On the tour as a whole, Brearley made 793 runs in the first-class matches at an average of 132.16, and Amiss made 575 at 63.88. The leading wicket-taker was Pocock, who took 31 at 20.29, while Hobbs took 27 at 25.66.

==Aftermath==
Only Brown, Amiss and Underwood had played Test cricket before the tour. All except Abberley, Bissex, Buss, Ormrod and Windows played Tests after the tour.

On the Pakistan side, several of the team had already played Test cricket. Of the others, Wasim Bari played his first matches for Pakistan, and immediately established himself as his country's premier wicket-keeper, and Saleem Altaf also began his international career.

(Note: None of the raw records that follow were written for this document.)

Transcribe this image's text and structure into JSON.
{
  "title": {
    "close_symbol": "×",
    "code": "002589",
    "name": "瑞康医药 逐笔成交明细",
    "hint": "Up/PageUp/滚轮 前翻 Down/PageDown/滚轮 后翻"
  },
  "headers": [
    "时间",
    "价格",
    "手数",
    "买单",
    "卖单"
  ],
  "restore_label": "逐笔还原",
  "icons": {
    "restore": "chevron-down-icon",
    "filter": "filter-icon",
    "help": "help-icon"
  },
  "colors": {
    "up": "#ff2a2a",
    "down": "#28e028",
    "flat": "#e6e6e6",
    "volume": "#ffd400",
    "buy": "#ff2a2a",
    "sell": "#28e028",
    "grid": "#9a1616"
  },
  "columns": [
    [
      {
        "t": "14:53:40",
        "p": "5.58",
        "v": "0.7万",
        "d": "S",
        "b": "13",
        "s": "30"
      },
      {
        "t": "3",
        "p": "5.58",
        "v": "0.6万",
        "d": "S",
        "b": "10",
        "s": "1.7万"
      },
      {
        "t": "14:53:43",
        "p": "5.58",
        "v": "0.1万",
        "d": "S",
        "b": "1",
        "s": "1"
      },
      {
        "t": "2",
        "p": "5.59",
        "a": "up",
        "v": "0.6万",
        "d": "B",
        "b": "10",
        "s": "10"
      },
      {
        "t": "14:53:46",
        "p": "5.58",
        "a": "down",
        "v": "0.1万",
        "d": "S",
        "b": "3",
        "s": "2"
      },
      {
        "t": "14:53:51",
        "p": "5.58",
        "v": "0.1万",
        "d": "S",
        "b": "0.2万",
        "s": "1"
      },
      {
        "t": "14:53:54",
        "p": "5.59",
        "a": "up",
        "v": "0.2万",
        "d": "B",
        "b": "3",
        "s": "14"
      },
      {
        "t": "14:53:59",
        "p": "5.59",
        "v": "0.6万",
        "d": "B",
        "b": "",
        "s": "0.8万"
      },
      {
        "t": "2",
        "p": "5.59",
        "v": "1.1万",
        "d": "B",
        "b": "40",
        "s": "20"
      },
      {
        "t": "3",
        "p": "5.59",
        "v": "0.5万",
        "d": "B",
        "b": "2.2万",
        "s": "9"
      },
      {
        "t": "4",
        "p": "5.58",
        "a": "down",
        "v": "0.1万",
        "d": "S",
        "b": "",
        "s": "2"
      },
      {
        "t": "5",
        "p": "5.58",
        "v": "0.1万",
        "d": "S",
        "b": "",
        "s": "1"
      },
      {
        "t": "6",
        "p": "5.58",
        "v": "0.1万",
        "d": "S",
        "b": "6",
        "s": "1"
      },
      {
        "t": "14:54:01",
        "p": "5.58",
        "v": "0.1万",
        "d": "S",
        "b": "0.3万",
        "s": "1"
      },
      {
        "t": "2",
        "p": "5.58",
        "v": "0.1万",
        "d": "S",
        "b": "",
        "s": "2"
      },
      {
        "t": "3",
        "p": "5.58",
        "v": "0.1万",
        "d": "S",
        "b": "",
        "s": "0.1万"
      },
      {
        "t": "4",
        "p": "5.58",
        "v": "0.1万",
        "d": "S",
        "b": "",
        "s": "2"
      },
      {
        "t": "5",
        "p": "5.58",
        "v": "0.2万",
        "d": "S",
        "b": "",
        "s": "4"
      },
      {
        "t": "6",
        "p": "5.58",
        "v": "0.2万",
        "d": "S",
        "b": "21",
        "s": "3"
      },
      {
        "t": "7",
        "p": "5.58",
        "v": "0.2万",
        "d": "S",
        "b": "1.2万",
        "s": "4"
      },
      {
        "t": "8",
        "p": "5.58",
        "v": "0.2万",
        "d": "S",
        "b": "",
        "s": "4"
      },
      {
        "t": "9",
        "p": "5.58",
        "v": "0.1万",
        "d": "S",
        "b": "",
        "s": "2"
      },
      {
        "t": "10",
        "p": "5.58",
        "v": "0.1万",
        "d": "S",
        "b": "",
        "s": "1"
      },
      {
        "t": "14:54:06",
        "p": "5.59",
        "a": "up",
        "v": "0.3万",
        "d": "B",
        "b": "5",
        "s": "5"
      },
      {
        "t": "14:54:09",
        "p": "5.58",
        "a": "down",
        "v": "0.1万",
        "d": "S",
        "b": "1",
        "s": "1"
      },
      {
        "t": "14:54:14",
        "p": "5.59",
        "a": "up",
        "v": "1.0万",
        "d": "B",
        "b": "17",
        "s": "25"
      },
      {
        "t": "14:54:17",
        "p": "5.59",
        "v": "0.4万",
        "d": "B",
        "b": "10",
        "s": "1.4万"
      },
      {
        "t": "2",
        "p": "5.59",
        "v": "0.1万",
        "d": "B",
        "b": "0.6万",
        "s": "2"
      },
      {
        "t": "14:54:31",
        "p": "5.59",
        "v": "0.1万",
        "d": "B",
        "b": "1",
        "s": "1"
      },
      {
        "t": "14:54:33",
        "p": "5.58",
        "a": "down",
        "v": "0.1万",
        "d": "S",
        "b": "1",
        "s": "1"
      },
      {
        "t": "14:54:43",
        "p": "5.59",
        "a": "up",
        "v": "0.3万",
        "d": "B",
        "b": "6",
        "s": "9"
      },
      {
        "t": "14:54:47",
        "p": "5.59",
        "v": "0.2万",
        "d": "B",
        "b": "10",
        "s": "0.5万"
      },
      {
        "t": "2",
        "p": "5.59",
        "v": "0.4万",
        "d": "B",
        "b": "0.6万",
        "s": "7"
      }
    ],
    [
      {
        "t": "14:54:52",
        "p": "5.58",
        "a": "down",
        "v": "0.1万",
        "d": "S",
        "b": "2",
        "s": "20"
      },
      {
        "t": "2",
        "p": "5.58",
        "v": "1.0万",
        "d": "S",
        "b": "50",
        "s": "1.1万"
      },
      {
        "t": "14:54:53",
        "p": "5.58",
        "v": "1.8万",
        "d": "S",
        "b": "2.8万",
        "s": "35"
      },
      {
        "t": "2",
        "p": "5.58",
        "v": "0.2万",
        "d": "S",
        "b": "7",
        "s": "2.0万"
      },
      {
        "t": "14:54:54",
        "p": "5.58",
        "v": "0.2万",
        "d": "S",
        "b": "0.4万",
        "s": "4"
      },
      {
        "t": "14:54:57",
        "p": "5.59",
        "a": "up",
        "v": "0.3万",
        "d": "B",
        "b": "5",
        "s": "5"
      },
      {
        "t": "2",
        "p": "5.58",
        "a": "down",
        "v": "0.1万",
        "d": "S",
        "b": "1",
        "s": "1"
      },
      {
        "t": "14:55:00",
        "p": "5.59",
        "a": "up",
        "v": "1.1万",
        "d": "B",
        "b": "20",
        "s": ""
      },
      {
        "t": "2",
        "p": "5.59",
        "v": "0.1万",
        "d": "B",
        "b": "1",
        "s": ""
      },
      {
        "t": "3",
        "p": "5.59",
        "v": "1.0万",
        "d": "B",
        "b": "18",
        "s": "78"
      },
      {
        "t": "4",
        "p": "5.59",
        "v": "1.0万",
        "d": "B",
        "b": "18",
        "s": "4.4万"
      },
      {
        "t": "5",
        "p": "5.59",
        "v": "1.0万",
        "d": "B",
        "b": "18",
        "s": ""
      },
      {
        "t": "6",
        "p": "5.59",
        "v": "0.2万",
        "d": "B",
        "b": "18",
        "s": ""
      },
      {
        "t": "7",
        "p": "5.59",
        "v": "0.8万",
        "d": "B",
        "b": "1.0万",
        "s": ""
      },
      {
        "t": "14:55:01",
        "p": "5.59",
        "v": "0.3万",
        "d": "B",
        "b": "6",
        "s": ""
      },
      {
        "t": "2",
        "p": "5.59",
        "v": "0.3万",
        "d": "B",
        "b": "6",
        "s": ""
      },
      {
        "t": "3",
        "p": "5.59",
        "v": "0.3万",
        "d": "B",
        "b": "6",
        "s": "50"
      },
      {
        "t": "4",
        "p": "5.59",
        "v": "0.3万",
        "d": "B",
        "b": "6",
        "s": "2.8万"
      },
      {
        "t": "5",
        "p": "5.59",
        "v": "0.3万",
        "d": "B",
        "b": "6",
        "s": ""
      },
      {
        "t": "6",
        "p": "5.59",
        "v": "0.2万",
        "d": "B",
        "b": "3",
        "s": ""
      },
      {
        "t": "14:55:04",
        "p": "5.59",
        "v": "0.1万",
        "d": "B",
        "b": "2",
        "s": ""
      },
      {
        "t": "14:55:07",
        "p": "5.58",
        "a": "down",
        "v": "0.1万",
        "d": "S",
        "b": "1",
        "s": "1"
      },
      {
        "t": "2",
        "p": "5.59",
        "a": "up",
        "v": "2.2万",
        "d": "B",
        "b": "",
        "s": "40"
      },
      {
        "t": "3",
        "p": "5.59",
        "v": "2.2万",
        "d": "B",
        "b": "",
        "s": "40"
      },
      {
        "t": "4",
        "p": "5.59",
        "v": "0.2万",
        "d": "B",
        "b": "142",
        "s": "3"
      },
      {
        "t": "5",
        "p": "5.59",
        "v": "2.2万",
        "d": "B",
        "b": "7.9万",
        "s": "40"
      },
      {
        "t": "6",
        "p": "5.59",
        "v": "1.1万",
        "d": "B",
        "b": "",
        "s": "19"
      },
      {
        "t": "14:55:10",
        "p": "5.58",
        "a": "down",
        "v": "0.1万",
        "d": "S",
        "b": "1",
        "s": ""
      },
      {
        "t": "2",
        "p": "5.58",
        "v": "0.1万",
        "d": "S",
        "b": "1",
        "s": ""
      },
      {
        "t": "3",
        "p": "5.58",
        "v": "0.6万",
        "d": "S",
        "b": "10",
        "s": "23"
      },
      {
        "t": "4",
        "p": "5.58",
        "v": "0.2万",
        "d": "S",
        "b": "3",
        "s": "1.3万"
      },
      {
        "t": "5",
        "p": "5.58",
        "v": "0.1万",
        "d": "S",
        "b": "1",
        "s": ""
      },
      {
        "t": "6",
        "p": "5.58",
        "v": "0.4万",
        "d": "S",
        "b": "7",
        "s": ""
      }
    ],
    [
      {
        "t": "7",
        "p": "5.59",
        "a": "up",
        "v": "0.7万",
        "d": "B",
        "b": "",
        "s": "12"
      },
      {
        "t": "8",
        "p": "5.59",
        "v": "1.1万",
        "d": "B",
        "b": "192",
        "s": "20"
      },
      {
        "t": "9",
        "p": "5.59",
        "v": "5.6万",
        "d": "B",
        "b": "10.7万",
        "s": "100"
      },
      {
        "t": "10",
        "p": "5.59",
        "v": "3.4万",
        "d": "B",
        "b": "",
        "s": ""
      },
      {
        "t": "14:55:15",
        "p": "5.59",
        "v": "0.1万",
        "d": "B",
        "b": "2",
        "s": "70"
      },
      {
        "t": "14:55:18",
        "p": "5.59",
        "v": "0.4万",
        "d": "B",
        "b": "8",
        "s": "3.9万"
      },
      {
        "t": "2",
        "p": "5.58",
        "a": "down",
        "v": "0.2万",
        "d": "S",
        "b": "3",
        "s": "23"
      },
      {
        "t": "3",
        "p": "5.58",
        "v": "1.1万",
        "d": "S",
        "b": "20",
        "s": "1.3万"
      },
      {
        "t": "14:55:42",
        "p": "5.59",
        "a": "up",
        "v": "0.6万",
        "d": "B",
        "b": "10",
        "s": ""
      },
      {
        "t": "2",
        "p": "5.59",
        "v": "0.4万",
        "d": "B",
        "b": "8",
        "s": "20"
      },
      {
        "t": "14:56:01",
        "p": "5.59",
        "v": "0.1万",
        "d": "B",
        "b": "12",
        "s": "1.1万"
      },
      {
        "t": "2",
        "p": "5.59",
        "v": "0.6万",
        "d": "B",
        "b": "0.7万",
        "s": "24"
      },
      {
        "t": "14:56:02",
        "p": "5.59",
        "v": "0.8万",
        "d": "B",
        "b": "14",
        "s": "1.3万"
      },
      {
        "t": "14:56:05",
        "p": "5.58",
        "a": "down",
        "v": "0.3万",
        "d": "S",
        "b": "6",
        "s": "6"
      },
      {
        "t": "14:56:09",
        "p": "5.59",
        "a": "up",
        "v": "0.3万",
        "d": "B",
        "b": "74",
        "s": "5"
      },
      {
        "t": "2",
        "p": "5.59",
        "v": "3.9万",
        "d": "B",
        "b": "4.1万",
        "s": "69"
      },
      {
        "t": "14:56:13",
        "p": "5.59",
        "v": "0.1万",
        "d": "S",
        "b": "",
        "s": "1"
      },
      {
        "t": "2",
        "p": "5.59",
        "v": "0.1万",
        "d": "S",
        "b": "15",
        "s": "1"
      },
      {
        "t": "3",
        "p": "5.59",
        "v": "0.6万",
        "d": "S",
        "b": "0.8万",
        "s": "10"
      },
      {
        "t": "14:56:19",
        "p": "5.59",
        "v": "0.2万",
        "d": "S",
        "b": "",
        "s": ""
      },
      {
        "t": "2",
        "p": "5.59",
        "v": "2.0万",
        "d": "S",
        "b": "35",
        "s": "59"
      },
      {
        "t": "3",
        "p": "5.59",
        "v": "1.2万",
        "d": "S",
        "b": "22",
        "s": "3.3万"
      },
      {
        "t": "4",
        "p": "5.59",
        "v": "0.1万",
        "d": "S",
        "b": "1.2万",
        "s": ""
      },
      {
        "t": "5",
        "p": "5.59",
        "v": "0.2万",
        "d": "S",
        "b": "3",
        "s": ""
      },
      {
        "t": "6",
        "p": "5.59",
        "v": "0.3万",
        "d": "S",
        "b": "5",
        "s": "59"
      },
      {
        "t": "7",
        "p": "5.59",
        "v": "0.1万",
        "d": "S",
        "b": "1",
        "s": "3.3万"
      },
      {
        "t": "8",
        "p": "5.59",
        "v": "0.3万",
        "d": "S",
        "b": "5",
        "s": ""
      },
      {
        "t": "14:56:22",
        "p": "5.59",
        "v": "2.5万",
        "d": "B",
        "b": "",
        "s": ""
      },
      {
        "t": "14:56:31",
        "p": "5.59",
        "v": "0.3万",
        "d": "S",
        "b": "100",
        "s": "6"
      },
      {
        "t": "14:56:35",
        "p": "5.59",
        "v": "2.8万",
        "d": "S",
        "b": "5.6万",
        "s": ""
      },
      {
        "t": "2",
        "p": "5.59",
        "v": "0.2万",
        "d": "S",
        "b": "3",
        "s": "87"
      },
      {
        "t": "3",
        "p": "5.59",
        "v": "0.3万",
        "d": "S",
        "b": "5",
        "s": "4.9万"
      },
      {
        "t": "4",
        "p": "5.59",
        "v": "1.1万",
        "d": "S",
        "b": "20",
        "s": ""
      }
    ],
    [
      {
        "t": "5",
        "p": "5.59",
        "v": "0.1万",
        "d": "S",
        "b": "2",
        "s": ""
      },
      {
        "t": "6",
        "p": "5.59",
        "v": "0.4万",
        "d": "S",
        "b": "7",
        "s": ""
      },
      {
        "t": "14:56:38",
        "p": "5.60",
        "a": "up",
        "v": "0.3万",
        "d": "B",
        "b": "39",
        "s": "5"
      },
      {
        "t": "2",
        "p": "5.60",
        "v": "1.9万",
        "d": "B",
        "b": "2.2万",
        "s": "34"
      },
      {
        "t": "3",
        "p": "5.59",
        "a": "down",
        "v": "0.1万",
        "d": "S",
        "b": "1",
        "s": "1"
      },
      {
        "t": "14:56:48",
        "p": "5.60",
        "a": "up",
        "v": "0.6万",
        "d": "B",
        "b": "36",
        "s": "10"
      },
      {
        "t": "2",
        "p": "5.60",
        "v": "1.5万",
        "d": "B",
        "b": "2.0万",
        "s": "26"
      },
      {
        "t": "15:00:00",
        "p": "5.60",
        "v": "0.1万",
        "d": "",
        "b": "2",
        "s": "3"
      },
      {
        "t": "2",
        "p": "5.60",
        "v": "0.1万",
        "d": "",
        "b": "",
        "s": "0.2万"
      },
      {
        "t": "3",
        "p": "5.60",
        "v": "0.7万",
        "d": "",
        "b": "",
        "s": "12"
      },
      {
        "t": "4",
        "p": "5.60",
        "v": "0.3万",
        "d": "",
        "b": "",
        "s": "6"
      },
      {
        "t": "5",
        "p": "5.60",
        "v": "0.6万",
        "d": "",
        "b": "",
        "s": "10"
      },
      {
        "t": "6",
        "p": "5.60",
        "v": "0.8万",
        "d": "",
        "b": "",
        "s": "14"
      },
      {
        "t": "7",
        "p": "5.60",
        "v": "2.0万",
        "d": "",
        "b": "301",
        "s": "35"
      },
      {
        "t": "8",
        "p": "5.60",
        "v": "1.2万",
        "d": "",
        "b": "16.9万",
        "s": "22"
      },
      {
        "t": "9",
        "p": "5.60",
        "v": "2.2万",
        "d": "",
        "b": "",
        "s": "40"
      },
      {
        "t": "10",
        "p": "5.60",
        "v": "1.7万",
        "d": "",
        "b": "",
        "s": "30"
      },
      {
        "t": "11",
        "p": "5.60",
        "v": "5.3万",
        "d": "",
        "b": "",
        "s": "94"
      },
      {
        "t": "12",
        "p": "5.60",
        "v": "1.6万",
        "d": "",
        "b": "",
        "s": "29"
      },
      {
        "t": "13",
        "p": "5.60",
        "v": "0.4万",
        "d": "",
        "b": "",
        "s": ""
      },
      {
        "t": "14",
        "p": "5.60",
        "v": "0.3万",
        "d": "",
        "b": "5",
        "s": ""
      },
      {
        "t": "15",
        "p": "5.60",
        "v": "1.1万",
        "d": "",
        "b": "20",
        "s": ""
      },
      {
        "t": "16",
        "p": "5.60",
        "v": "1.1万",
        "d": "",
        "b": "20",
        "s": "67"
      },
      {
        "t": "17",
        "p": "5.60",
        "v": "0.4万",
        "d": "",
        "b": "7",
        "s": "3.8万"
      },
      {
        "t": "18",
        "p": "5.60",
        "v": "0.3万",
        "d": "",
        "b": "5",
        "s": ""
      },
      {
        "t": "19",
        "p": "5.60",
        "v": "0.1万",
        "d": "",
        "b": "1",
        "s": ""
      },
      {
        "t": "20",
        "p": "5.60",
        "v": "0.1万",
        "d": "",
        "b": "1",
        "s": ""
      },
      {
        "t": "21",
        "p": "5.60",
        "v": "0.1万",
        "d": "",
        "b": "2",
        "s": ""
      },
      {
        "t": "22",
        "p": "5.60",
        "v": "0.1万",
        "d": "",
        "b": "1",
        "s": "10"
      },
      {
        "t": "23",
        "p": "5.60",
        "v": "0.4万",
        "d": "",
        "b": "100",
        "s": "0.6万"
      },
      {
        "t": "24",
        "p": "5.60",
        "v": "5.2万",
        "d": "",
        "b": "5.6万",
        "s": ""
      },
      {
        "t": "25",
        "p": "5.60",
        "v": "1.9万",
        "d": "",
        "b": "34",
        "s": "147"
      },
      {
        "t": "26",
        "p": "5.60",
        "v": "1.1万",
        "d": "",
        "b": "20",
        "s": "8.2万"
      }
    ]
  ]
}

After the tour, Brearley predicted that Pakistan's lack of fast bowlers, their batting difficulties against pace bowling on fast pitches, and their lack of a settled pair of opening batsmen, would all present problems for them on their forthcoming tour of England a few months later. All three predictions proved accurate, and Pakistan lost the Test series 2–0.